Introduction: COPD exacerbations are associated with a concomitant profound reduction in daily physical activity (PA). Thereby, exacerbation frequency and severity may have an amplifying effect. Whether the reduced level of PA returns to the level prior to exacerbation or has a sustained negative impact on activity behavior over time is unclear.
Methods: The number of steps per day over 1 week, as a measure of daily PA, was assessed annually in a cohort of patients with COPD. Exacerbation frequency and severity were documented. Uni- and multivariate mixed effect models were used to investigate associations between change in number of steps per day (dependent variable) and exacerbations. Stratification by possible confounders was performed.

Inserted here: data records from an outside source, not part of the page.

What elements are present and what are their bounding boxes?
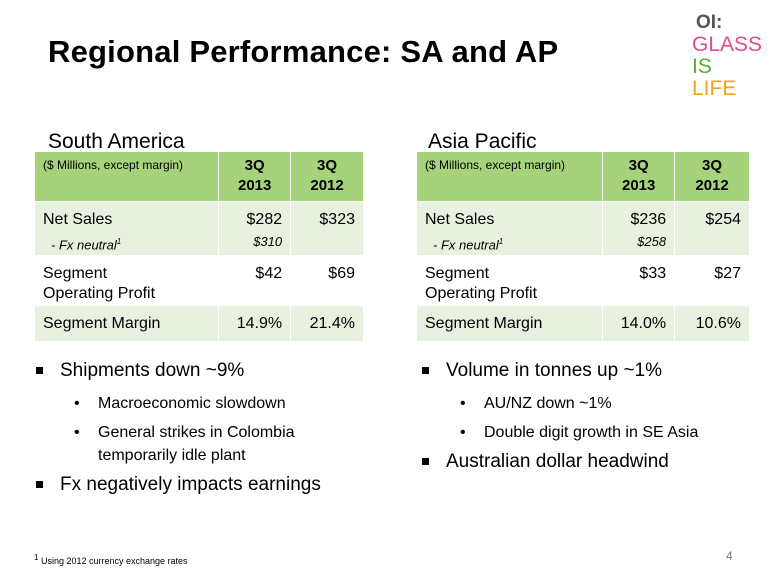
operating-profit-text-2: Operating Profit: [43, 285, 156, 303]
net-sales-2013-value: $282: [246, 211, 283, 228]
south-america-bullets: Shipments down ~9% • Macroeconomic slowd…: [34, 359, 374, 506]
company-logo: OI: GLASS IS LIFE: [688, 12, 762, 100]
header-label: ($ Millions, except margin): [415, 151, 604, 202]
sub-bullet-text: Double digit growth in SE Asia: [484, 424, 699, 441]
operating-profit-text-1: Segment: [425, 265, 490, 283]
logo-word-is: IS: [692, 55, 712, 78]
net-sales-2012: $254: [674, 200, 750, 257]
sub-bullet-item: • Macroeconomic slowdown: [34, 392, 374, 415]
segment-margin-label: Segment Margin: [33, 305, 220, 343]
square-bullet-icon: [36, 367, 43, 374]
net-sales-text: Net Sales: [43, 211, 113, 228]
logo-mark: OI:: [696, 12, 723, 33]
bullet-item: Australian dollar headwind: [420, 450, 760, 473]
dot-bullet-icon: •: [460, 395, 466, 412]
bullet-text: Australian dollar headwind: [446, 451, 669, 472]
sub-bullet-text: General strikes in Colombia: [98, 424, 295, 441]
asia-pacific-table: ($ Millions, except margin) 3Q 2013 3Q 2…: [415, 151, 750, 343]
segment-margin-2013: 14.9%: [218, 305, 292, 343]
operating-profit-2013: $33: [602, 255, 676, 307]
footnote-ref: 1: [116, 237, 122, 246]
logo-word-glass: GLASS: [692, 33, 763, 56]
square-bullet-icon: [422, 367, 429, 374]
operating-profit-label: Segment Operating Profit: [33, 255, 220, 307]
net-sales-text: Net Sales: [425, 211, 495, 228]
footnote: 1 Using 2012 currency exchange rates: [34, 553, 188, 566]
net-sales-2013-value: $236: [630, 211, 667, 228]
slide-title: Regional Performance: SA and AP: [48, 34, 559, 69]
fx-neutral-text: - Fx neutral: [51, 237, 117, 253]
segment-margin-2012: 21.4%: [290, 305, 364, 343]
sub-bullet-item: • General strikes in Colombia temporaril…: [34, 421, 374, 467]
header-label: ($ Millions, except margin): [33, 151, 220, 202]
fx-neutral-text: - Fx neutral: [433, 237, 499, 253]
net-sales-2013: $282 $310: [218, 200, 292, 257]
bullet-item: Shipments down ~9%: [34, 359, 374, 382]
region-heading-asia-pacific: Asia Pacific: [428, 130, 537, 153]
segment-margin-2013: 14.0%: [602, 305, 676, 343]
footnote-text: Using 2012 currency exchange rates: [38, 556, 188, 566]
dot-bullet-icon: •: [460, 424, 466, 441]
south-america-table: ($ Millions, except margin) 3Q 2013 3Q 2…: [33, 151, 364, 343]
fx-neutral-label: - Fx neutral1: [43, 232, 218, 255]
operating-profit-2012: $69: [290, 255, 364, 307]
operating-profit-2013: $42: [218, 255, 292, 307]
sub-bullet-item: • Double digit growth in SE Asia: [420, 421, 760, 444]
header-3q-2013: 3Q 2013: [218, 151, 292, 202]
region-heading-south-america: South America: [48, 130, 185, 153]
fx-neutral-2013-value: $258: [637, 234, 667, 249]
segment-margin-label: Segment Margin: [415, 305, 604, 343]
bullet-text: Shipments down ~9%: [60, 360, 245, 381]
operating-profit-label: Segment Operating Profit: [415, 255, 604, 307]
header-3q-2012: 3Q 2012: [290, 151, 364, 202]
dot-bullet-icon: •: [74, 424, 80, 441]
operating-profit-text-1: Segment: [43, 265, 108, 283]
page-number: 4: [726, 549, 733, 563]
bullet-item: Fx negatively impacts earnings: [34, 473, 374, 496]
sub-bullet-text-cont: temporarily idle plant: [98, 447, 246, 464]
fx-neutral-2013-value: $310: [253, 234, 283, 249]
segment-margin-2012: 10.6%: [674, 305, 750, 343]
sub-bullet-text: Macroeconomic slowdown: [98, 395, 286, 412]
operating-profit-2012: $27: [674, 255, 750, 307]
logo-word-life: LIFE: [692, 77, 737, 100]
sub-bullet-item: • AU/NZ down ~1%: [420, 392, 760, 415]
asia-pacific-bullets: Volume in tonnes up ~1% • AU/NZ down ~1%…: [420, 359, 760, 483]
header-3q-2013: 3Q 2013: [602, 151, 676, 202]
fx-neutral-label: - Fx neutral1: [425, 232, 602, 255]
net-sales-label: Net Sales - Fx neutral1: [415, 200, 604, 257]
dot-bullet-icon: •: [74, 395, 80, 412]
square-bullet-icon: [36, 481, 43, 488]
footnote-ref: 1: [498, 237, 504, 246]
bullet-item: Volume in tonnes up ~1%: [420, 359, 760, 382]
net-sales-2013: $236 $258: [602, 200, 676, 257]
bullet-text: Fx negatively impacts earnings: [60, 474, 321, 495]
operating-profit-text-2: Operating Profit: [425, 285, 538, 303]
net-sales-label: Net Sales - Fx neutral1: [33, 200, 220, 257]
net-sales-2012: $323: [290, 200, 364, 257]
footnote-marker: 1: [34, 553, 39, 562]
square-bullet-icon: [422, 458, 429, 465]
bullet-text: Volume in tonnes up ~1%: [446, 360, 663, 381]
sub-bullet-text: AU/NZ down ~1%: [484, 395, 612, 412]
header-3q-2012: 3Q 2012: [674, 151, 750, 202]
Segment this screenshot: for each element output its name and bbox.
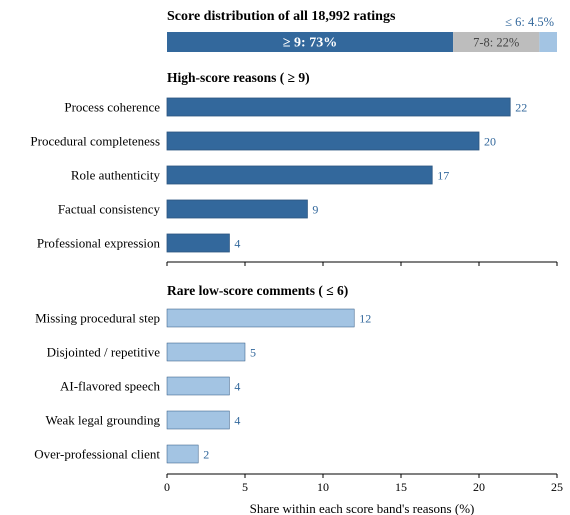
low-score-panel: Missing procedural step 12 Disjointed / re… (34, 308, 371, 464)
tick-label: 5 (242, 480, 248, 494)
bar (166, 165, 433, 185)
value-label: 2 (203, 448, 209, 462)
bar (166, 97, 511, 117)
bar (166, 308, 355, 328)
stack-label-0: ≥ 9: 73% (283, 36, 337, 51)
tick-label: 15 (395, 480, 407, 494)
bar (166, 444, 199, 464)
stack-segment-1 (453, 32, 540, 52)
category-label: Procedural completeness (30, 134, 160, 149)
x-axis: 0 5 10 15 20 25 (164, 261, 563, 494)
category-label: Process coherence (64, 100, 160, 115)
stack-segment-0 (167, 32, 454, 52)
category-label: Weak legal grounding (46, 413, 161, 428)
bar (166, 199, 308, 219)
category-label: Missing procedural step (35, 311, 160, 326)
stack-label-2: ≤ 6: 4.5% (505, 15, 554, 29)
bar (166, 342, 246, 362)
bar (166, 131, 480, 151)
value-label: 17 (437, 169, 449, 183)
category-label: Role authenticity (71, 168, 161, 183)
bar (166, 376, 230, 396)
high-score-panel: Process coherence 22 Procedural completene… (30, 97, 527, 253)
category-label: AI-flavored speech (60, 379, 160, 394)
value-label: 12 (359, 312, 371, 326)
panel-title-high: High-score reasons ( ≥ 9) (167, 70, 310, 85)
category-label: Over-professional client (34, 447, 160, 462)
value-label: 4 (234, 414, 240, 428)
value-label: 22 (515, 101, 527, 115)
panel-title-low: Rare low-score comments ( ≤ 6) (167, 283, 348, 298)
category-label: Professional expression (37, 236, 161, 251)
tick-label: 20 (473, 480, 485, 494)
tick-label: 25 (551, 480, 563, 494)
value-label: 5 (250, 346, 256, 360)
bar (166, 410, 230, 430)
stacked-bar-title: Score distribution of all 18,992 ratings (167, 9, 396, 24)
value-label: 4 (234, 237, 240, 251)
score-distribution-bar: ≥ 9: 73% 7-8: 22% ≤ 6: 4.5% (167, 15, 557, 52)
tick-label: 0 (164, 480, 170, 494)
value-label: 4 (234, 380, 240, 394)
x-axis-label: Share within each score band's reasons (… (250, 501, 475, 515)
stack-segment-2 (539, 32, 557, 52)
value-label: 9 (312, 203, 318, 217)
value-label: 20 (484, 135, 496, 149)
bar (166, 233, 230, 253)
tick-label: 10 (317, 480, 329, 494)
category-label: Disjointed / repetitive (47, 345, 161, 360)
category-label: Factual consistency (58, 202, 161, 217)
stack-label-1: 7-8: 22% (473, 36, 519, 50)
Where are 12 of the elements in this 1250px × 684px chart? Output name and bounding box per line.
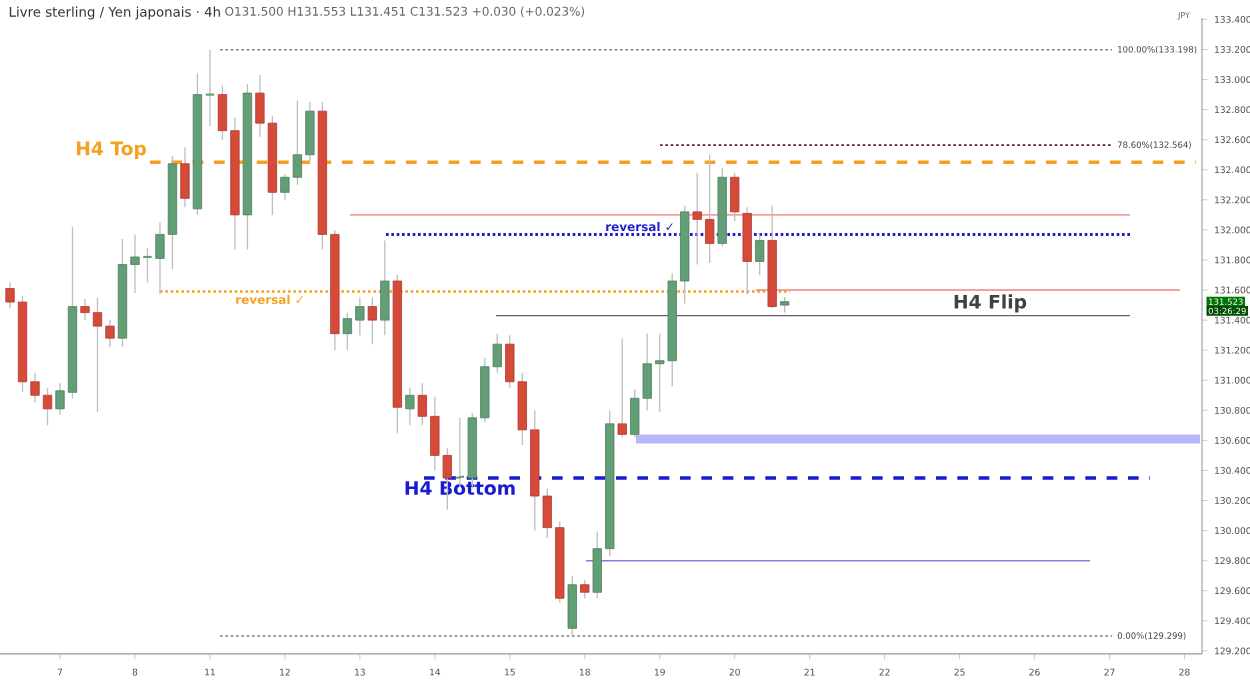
ref-line-label: H4 Bottom [405,481,515,496]
candlestick [617,337,627,439]
candlestick [405,387,415,427]
candlestick [580,579,590,599]
candlestick [730,172,740,222]
ref-line-label: H4 Top [76,141,146,160]
candlestick [755,233,765,276]
ref-line-label: H4 Flip [954,294,1027,313]
candlestick [567,575,577,637]
candlestick [367,296,377,345]
candlestick [380,239,390,336]
candlestick [180,146,190,209]
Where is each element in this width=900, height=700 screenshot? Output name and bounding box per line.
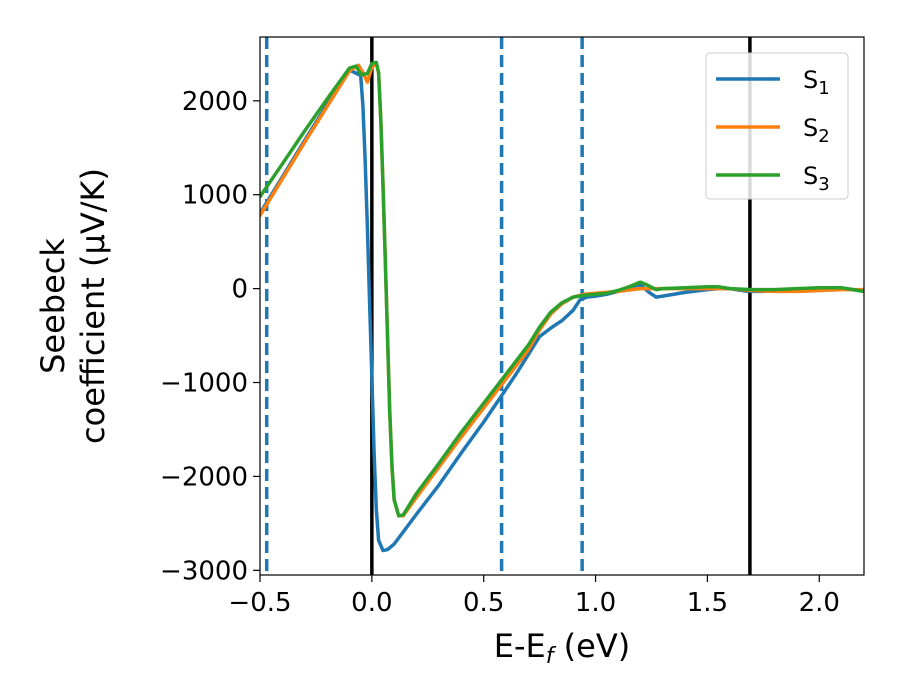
x-tick-label: 1.5 bbox=[687, 588, 728, 618]
x-tick-label: 0.5 bbox=[463, 588, 504, 618]
y-tick-label: 0 bbox=[231, 275, 248, 305]
series-line-3 bbox=[260, 60, 864, 518]
legend-label-3: S3 bbox=[803, 162, 830, 195]
legend-label-1: S1 bbox=[803, 66, 830, 99]
y-tick-label: −2000 bbox=[160, 462, 248, 492]
x-tick-label: 1.0 bbox=[575, 588, 616, 618]
vertical-lines bbox=[264, 37, 752, 575]
y-axis-label-line1: Seebeck bbox=[34, 238, 72, 374]
x-axis-label: E-Ef (eV) bbox=[494, 627, 630, 669]
y-tick-label: 2000 bbox=[182, 87, 248, 117]
axis-ticks: −0.5 0.0 0.5 1.0 1.5 2.0 −3000 −2000 −1000 0 1000 2… bbox=[160, 87, 840, 618]
legend: S1 S2 S3 bbox=[705, 52, 849, 200]
y-axis-label-line2: coefficient (μV/K) bbox=[74, 168, 112, 444]
y-tick-label: 1000 bbox=[182, 181, 248, 211]
series-lines bbox=[260, 60, 864, 553]
y-tick-label: −3000 bbox=[160, 556, 248, 586]
y-tick-label: −1000 bbox=[160, 369, 248, 399]
x-tick-label: −0.5 bbox=[228, 588, 291, 618]
y-axis-label: Seebeck coefficient (μV/K) bbox=[34, 168, 112, 444]
x-tick-label: 0.0 bbox=[351, 588, 392, 618]
plot-frame bbox=[259, 36, 865, 576]
legend-label-2: S2 bbox=[803, 114, 830, 147]
x-tick-label: 2.0 bbox=[799, 588, 840, 618]
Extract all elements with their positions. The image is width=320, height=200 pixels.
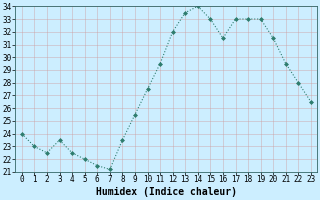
X-axis label: Humidex (Indice chaleur): Humidex (Indice chaleur) bbox=[96, 187, 237, 197]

Results: One hundred and eighty one COPD patients (median [quartile] age 64 [59/69] years, 65% male, median [quartiles] FEV1 % pred. 46 [33/65]) suffered a total of 273 exacerbations during the observation period (median [quartiles] follow-up time of 2.1 [1.6/3.1] years). Neither the frequency nor the severity of exacerbations was significantly related to the overall decline in PA over time. Stratification by different possible confounders such as age, sex and disease severity did not yield a subgroup in which exacerbations enhance the decrease in PA over time.
Conclusion: The drop in PA during the phase of an acute exacerbation seems not to be a lasting phenomenon leading to a fundamental change in activity behavior.